Bringing the Open Brief to life. In the future, what are people doing?
People are eating ice-creams and watching people wandering in and out of small units for independent businesses. #GatheringPlace
People are sitting at tables outside a café drinking coffee, while not far away someone fills their water bottle at a free water fountain. #GatheringPlace
People are feeling very welcome to the area if they don’t want to spend much, or any, money. There is a pay-as-you-feel streetfood stall and people are sitting and eating homemade sandwiches. #GatheringPlace
Young people now meet here instead of “where the fountain used to be” as it’s easy to find and welcoming, and there’s space for them to sit and gather with shops and cafes close by. #GatheringPlace
Small groups are gathering and waiting for a gig that is about to start. #GatheringPlace
A community theatre group rehearses in public – and passers by see a poster for the performance and buy tickets. #GatheringPlace
In the early evening skaters and skateboarders are drawn to the area – as are young people of all kinds – to hang out and spend time, ensuring the area feels safe and is full of life. #GatheringPlace
Easily finding accessible and clean toilets – and enough that can cope with high demand. #GatheringPlace #GatheringAccessibly
Activity: Design Challenges
- It will be important for people to be able to spend time in the area without spending money. This means careful design of space, seating and other features (water fountains, shelter) to allow commercial units (cafes, bars etc) to coexist with seating and gathering space where there is no pressure to spend.
- People felt that this was an area that didn’t need shops …but it was also accepted that commercial activity can bring life to outdoor space. New commercial units should be designed to bring economic diversity to the area. Power supplies for stalls – both profit and not-for-profit – need to be designed into the public spaces.

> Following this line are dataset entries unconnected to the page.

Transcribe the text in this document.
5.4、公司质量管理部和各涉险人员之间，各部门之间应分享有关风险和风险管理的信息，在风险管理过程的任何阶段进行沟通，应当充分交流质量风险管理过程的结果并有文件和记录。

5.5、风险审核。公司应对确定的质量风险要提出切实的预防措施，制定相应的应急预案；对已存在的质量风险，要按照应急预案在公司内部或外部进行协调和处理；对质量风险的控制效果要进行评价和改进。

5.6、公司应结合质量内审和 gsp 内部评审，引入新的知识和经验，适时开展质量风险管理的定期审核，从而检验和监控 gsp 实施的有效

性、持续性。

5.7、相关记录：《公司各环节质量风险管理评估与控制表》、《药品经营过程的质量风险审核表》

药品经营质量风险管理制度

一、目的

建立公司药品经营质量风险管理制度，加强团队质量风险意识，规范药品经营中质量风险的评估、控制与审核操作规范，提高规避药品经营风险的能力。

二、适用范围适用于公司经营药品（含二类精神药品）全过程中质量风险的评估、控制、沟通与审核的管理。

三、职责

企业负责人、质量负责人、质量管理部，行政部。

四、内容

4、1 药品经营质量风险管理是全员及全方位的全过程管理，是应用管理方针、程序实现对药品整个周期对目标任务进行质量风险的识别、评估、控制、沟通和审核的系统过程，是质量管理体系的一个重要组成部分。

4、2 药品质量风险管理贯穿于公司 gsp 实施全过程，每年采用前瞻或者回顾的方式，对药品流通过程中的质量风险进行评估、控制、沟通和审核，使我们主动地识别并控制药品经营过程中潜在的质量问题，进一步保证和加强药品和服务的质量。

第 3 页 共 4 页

- The seating and other infrastructure should be designed to minimise costs for community-led performances (see Flexibility of Use)
- Evening activity should be encouraged to ensure the spaces are animated when the shops close. What kind of environment will enable this, and how should lighting, shelter and enclosure be designed? How can the environment make it easy to clean up ready for the next day?
- The public space should be designed to provide “skateable architecture” for skaters and skateboarders. Here, steps, ramps, edging treatments and protection for soft landscaping should be robust, with suitable edge treatments and absence of skate-stopping. Layout should allow use without conflict with movement routes.